Elis Regina em sua magnífica interpretação entrega-se totalmente à canção e se emociona de uma forma tão profunda e verdadeira, que chega a ser impossível não chorar junto com ela. Isso aconteceu em duas apresentações da cantora, que aconteceram juntamente com períodos diferentes da vida dela, quando esta viveu duas separações bem dolorosas. A primeira foi em 1973, quando estava recém separada do primeiro marido, o produtor musical Ronaldo Bôscoli e a segunda apresentação no ano de 1980, na qual podemos ouvir sua voz embargada e ver as lágrimas escorrendo pelo rosto, foi quando Elis terminou sua relação com o seu segundo marido, o arranjador musical César Camargo Mariano.
Vamos então à letra:
Quando olhaste bem nos olhos meus
E o teu olhar era de adeus, juro que não acreditei
Não precisou de palavras pra ela perceber que o amor dele tinha acabado. Só com o olhar ele revelou que estava indo embora e ela não acreditou ou talvez não quisesse acreditar.

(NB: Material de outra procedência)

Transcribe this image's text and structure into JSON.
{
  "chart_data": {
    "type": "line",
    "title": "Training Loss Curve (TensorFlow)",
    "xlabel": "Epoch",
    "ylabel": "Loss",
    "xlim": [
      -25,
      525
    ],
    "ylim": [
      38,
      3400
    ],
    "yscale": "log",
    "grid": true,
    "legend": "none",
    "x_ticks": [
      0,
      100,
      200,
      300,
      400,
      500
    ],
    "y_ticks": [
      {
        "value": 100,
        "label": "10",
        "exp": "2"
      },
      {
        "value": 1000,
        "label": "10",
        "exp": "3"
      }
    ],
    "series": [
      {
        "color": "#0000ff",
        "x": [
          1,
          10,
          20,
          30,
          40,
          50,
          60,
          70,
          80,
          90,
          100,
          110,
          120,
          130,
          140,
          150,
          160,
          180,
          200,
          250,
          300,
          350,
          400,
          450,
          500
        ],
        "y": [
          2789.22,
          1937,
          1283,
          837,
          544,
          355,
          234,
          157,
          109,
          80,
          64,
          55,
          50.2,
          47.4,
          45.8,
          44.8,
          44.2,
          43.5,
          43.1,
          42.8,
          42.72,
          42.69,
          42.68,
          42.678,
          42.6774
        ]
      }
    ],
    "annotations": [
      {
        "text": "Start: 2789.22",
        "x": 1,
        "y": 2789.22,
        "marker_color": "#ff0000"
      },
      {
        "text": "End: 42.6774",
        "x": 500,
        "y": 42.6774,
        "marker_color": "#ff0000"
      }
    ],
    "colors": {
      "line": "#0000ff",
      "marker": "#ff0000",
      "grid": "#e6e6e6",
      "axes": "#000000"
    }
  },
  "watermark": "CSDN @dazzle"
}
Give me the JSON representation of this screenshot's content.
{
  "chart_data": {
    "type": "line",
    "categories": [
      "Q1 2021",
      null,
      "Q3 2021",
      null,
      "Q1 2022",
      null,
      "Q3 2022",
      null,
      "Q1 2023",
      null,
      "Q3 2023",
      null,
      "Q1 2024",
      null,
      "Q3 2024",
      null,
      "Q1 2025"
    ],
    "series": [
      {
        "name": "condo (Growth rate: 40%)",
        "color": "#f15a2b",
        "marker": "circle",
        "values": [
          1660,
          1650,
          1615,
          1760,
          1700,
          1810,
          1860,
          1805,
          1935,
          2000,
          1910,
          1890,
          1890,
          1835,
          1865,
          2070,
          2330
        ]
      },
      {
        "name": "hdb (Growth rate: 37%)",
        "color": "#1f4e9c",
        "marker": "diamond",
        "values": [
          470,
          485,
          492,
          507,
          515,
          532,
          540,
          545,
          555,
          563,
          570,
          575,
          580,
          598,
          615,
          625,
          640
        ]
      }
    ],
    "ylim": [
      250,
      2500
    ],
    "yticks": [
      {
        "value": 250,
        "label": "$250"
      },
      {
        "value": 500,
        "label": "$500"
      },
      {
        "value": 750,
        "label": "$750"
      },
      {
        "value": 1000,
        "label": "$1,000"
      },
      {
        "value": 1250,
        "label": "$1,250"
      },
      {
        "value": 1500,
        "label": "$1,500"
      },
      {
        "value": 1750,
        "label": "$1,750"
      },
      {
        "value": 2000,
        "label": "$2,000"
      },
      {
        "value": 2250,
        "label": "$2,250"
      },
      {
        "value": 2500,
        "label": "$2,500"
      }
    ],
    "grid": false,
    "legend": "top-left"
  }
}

Eu te estranhei, me debrucei
Sobre o teu corpo e duvidei
Achou estranha aquela atitude e se debruçou sobre o corpo dele, de forma desesperada, duvidando que ele quisesse realmente partir, deixá-la.
E me arrastei, e te arranhei
E me agarrei nos teus cabelos
Nos teus pelos, teu pijama
Nos teus pés, ao pé da cama
Ela se humilha e perde toda a sua dignidade, ao se arrastar, arranhar o corpo dele e puxar o seu cabelo. Nesse momento a gente percebe a raiva que ela sente por o amar tanto. Um amor que dói, machuca.
Além de agarrar os pelos e o pijama, ela se joga aos seus pés, impedindo ele de sair do lugar. Ela faz de tudo pra ele não ir, até mesmo se rebaixar ao ponto de ficar no chão.
Sem carinho, sem coberta
No tapete atrás da porta
Nesse momento ela já demonstra a sensação de carência e abandono, de não ter ninguém ali com ela para esquentá-la.
Ele enfim consegue ir embora e ela continua no chão, agora atrás de uma porta. Colocou-se uma barreira entre os dois.
Reclamei baixinho
Dei pra maldizer o nosso lar
Pra sujar teu nome, te humilhar
E me vingar a qualquer preço
Sentimento de raiva e desejo de vingança, mas reclama baixinho pra ele não ouvir e nem ela mesma, pois não acredita que será realmente capaz de fazer isso. Ela quer que ele sinta a mesma dor que ela tá sentindo. O ódio se mistura com o amor.
Te adorando pelo avesso
Pra mostrar que ainda sou tua
Até provar que ainda sou tua
Mesmo sentindo raiva e querendo vingança, ela confessa que o ama e o "adorar pelo avesso" quer dizer que apesar dos seus erros, ela continua lhe amando, independente de qualquer coisa. Um amor que sobrepõe a tudo.
Chico Buarque coloca-se na figura de uma mulher ao escrever essa letra. Muitas de nós já nos colocamos em algum momento da nossa vida, numa situação parecida ou até mesmo igual a essa. Como se o amor de um homem fosse a coisa mais importante da nossa vida, até mesmo mais do que nós mesmas.
Essa letra nos causa um pouco de angústia e tristeza mas também, serve pra gente ter a absoluta certeza que ficar no chão atrás de uma porta, não fará parte do cenário de nossa vida.